The troubling danger downtown

The vision of downtown Seattle as a New York neighborhood where people of all classes live together is an enticing one. But it is not going...

The vision of downtown Seattle as a New York neighborhood where people of all classes live together is an enticing one. But it is not going to succeed without more attention to public safety, and to the feeling of safety by people who go downtown.

Despite the recent stories of shootings and stabbings, the police who patrol downtown say it is reasonably safe, and that downtown Seattle has actually become more law-abiding than it was 25 years ago.

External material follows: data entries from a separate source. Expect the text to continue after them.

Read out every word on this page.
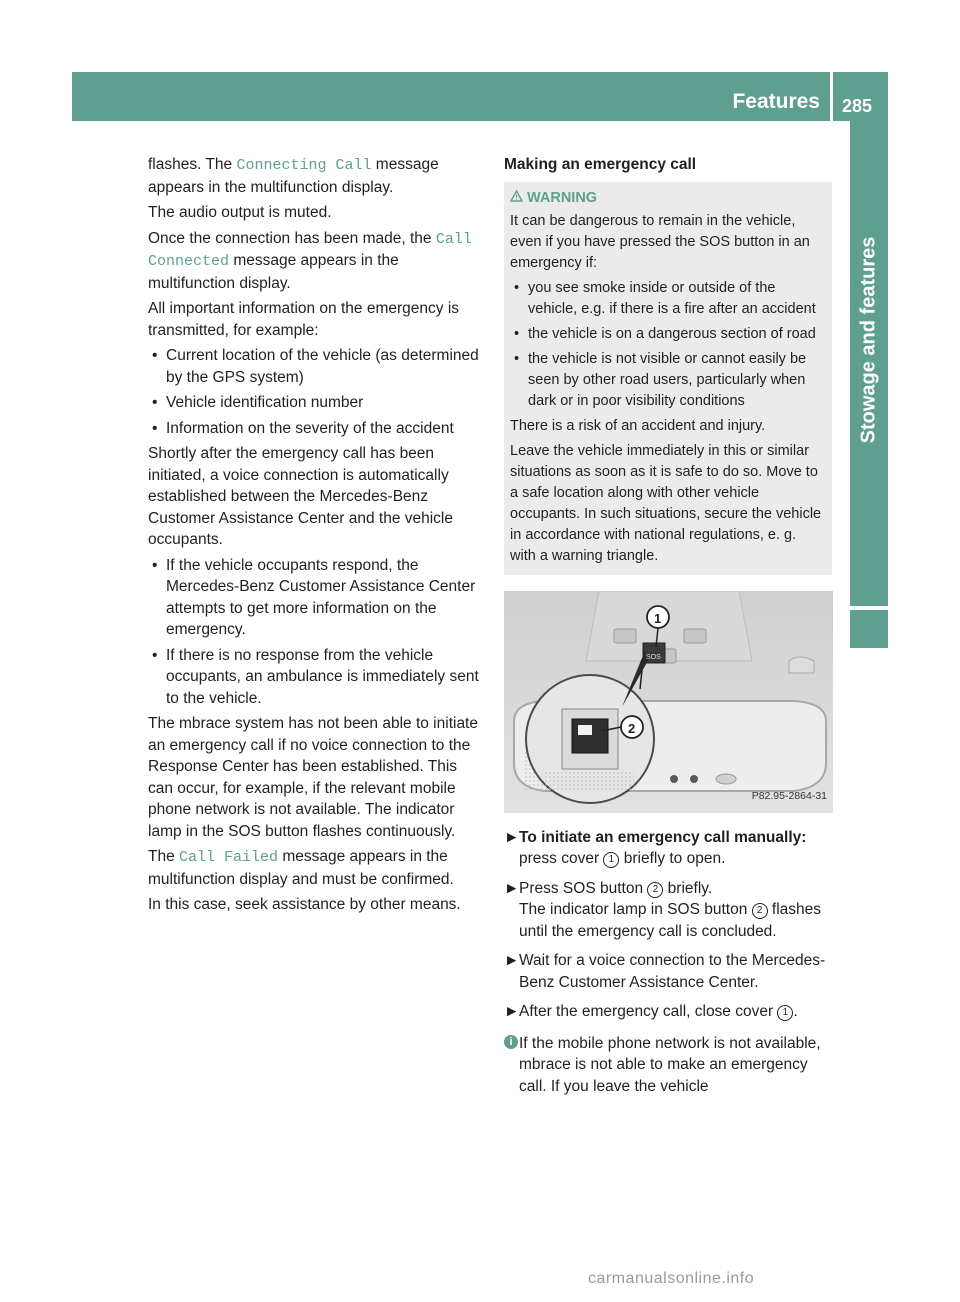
Features 285
Stowage and features

flashes. The Connecting Call message appears in the multifunction display.

The audio output is muted.

Once the connection has been made, the Call Connected message appears in the multifunction display.

All important information on the emergency is transmitted, for example:

• Current location of the vehicle (as determined by the GPS system)
• Vehicle identification number
• Information on the severity of the accident

Shortly after the emergency call has been initiated, a voice connection is automatically established between the Mercedes-Benz Customer Assistance Center and the vehicle occupants.

• If the vehicle occupants respond, the Mercedes-Benz Customer Assistance Center attempts to get more information on the emergency.
• If there is no response from the vehicle occupants, an ambulance is immediately sent to the vehicle.

The mbrace system has not been able to initiate an emergency call if no voice connection to the Response Center has been established. This can occur, for example, if the relevant mobile phone network is not available. The indicator lamp in the SOS button flashes continuously.

The Call Failed message appears in the multifunction display and must be confirmed.

In this case, seek assistance by other means.

Making an emergency call
WARNING

It can be dangerous to remain in the vehicle, even if you have pressed the SOS button in an emergency if:

• you see smoke inside or outside of the vehicle, e.g. if there is a fire after an accident
• the vehicle is on a dangerous section of road
• the vehicle is not visible or cannot easily be seen by other road users, particularly when dark or in poor visibility conditions

There is a risk of an accident and injury.

Leave the vehicle immediately in this or similar situations as soon as it is safe to do so. Move to a safe location along with other vehicle occupants. In such situations, secure the vehicle in accordance with national regulations, e. g. with a warning triangle.

1
2
SOS
P82.95-2864-31
► To initiate an emergency call manually: press cover 1 briefly to open.
► Press SOS button 2 briefly.
The indicator lamp in SOS button 2 flashes until the emergency call is concluded.
► Wait for a voice connection to the Mercedes-Benz Customer Assistance Center.
► After the emergency call, close cover 1 .
i If the mobile phone network is not available, mbrace is not able to make an emergency call. If you leave the vehicle
carmanualsonline.info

Even if this is so, it is not enough.

A generation ago, there was not a movement of people downtown to live there. Now there is. If downtown condos and businesses are to continue and succeed, people have to feel safe on city streets.

Of course, new downtown residents have to make their own adjustments. The areas around Pioneer Square and at First and Pike are the centers of social services for a different class of folk than those who buy condominiums. There is public housing. There are low-income clinics.

Between First and Second on Pike is a needle-exchange program. Nearby is a Department of Corrections office that deals with parolees. These services were there first, are under no obligation to leave. But their charges have to behave themselves.

Office workers complain of groups of youths who hang out on Third Avenue around Pike and Pine and who make racial comments to passers-by. There is a group of older drug dealers who operate an open-air market in cocaine and heroin. There are the mentally deranged who are off their meds, and there is the per-ennial problem of panhandlers, many of whom are not homeless.

Police patrol the area on bicycles, but that is not enough. Often, they are called away to staff a protest or festival. A gap opens in police coverage from 6 p.m. to 8 p.m., and there is no extra help on Friday and Saturday nights in summer, when behavior is at its worst.

Downtown needs more cops, and the city needs to support them.

Seattle also needs less tolerance for behavior that may be only a misdemeanor, or not criminal at all, but that disgusts or intimidates the law-abiding.

A mixed-class neighborhood cannot succeed by adopting the standards of the less law-abiding.Property managers, store managers, Metropolitan Improvement District teams and ordinary citizens cannot ignore behavior that sets a tone of danger.